Frankly, I'm puzzled why there aren't more projects like this: http://www.basketballreference.com/stats_download.htm.
Isn't the business of "one page per player" totally different than "all pages in one file"? And aren't they targeted at different people? Am I wrong to think basketball-reference.com or nba.com could sell files such as "gamelogs from 1985-86 to today" or "playbyplay9798"? I don't know how profitable it would be but the cost of this idea is basically "only bandwidth" because they already have the data!

Re: Talking about data acquisition

Posted: Mon May 13, 2013 1:46 am
by DSMok1
wilq wrote:Am I wrong to think basketball-reference.com or nba.com could sell files such as "gamelogs from 1985-86 to today" or "playbyplay9798"? I don't know how profitable it would be but the cost of this idea is basically "only bandwidth" because they already have the data!
Basketball Reference buys their data from a provider, and it is, I believe, outside of their terms of use to provide the data for wholesale download (after all, that data is what the provider is selling!).

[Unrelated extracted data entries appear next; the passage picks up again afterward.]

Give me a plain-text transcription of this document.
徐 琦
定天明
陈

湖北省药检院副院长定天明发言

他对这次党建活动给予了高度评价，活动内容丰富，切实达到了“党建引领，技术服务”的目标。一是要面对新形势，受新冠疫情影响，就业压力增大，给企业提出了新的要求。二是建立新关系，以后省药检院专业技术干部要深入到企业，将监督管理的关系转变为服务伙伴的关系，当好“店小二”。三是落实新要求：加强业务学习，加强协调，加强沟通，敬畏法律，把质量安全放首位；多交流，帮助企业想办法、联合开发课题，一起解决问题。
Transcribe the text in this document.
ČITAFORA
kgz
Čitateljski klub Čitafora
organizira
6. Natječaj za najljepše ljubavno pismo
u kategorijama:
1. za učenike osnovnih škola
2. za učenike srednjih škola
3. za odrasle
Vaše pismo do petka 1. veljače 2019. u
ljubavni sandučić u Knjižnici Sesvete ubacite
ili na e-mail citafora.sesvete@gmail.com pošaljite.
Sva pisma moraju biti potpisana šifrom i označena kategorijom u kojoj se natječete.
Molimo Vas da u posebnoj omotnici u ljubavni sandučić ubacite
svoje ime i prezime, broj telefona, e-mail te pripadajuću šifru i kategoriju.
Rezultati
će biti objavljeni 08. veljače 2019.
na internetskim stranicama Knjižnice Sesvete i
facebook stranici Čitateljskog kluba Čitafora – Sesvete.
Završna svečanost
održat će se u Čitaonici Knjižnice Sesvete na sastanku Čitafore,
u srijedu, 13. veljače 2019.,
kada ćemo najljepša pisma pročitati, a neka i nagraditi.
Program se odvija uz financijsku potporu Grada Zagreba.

Re: Talking about data acquisition

Posted: Tue May 14, 2013 4:10 pm
by mystic
kpascual wrote: If it exists and you know where it is, why can't that someone be you? I'll quote DJ Patil in saying "80% of the work in any data project is in cleaning the data." You're basically asking someone to do the 80% of the work for you, i.e. most of the work.
Unfortunately, that is true. Even with some programming skills, it is still not easy to get a clean datafile. I learnt that lesson myself. My matchupfile is not good at all, and I really admire those who can get a matchupfile with a low error rate.


Regarding the data acquistion: I guess, the only way to get free accessable raw data would be a project in which multiple people would work together in their spare time and a provider would volunteer to give the neccessary storage and download volume.